With the rising number of variants detected worldwide and with many of them associated with increased transmissibility and lower vaccine efficacy, there is an emerging need for fast, efficient and reliable pipelines to help detect, identify and trace SARS-CoV-2 lineages. These pipelines should in addition be accessible to researchers who may not be familiar with utilizing complex bioinformatic tools or scripting pipelines.

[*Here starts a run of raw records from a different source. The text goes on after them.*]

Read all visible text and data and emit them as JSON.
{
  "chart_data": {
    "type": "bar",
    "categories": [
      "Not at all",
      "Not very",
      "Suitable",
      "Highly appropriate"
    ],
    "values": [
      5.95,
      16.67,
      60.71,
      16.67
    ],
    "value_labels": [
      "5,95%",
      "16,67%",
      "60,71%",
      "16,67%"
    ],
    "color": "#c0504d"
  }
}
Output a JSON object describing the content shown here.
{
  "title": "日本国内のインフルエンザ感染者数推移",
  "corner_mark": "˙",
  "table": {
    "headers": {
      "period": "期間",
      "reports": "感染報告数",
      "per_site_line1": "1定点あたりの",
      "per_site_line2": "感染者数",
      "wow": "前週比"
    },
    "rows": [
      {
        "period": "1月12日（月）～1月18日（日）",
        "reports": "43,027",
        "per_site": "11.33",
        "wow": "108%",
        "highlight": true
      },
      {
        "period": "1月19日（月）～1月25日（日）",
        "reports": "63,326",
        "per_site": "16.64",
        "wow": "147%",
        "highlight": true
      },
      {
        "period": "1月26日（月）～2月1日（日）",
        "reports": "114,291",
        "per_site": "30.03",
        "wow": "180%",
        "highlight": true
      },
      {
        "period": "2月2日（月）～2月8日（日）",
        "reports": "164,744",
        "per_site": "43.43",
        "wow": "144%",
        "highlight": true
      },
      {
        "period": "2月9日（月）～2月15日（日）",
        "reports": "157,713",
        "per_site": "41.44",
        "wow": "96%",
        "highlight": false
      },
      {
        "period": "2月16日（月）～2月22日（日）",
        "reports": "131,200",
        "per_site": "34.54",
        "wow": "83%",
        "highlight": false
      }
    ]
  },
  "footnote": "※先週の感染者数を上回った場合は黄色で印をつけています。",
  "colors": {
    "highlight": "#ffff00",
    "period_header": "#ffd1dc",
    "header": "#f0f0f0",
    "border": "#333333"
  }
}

Due to these challenges, we have developed HAVoC, a simple, reliable and user-friendly pipeline, which can be simply downloaded from our repository and run without being installed. The pipeline performs reference-based assemblies and lineage assignment from SARS-CoV-2 samples sequenced with Illumina utilizing a combination of multiple well-established third-party bioinformatic tools in current use. All its dependencies can be installed via existing package managers, of which we recommend Bioconda. HAVoC is currently being developed and updated in addition to being utilized for detecting and tracing SARS-CoV-2 variants of concern, mainly B.1.1.7, B1.351 and P.1, in Finland.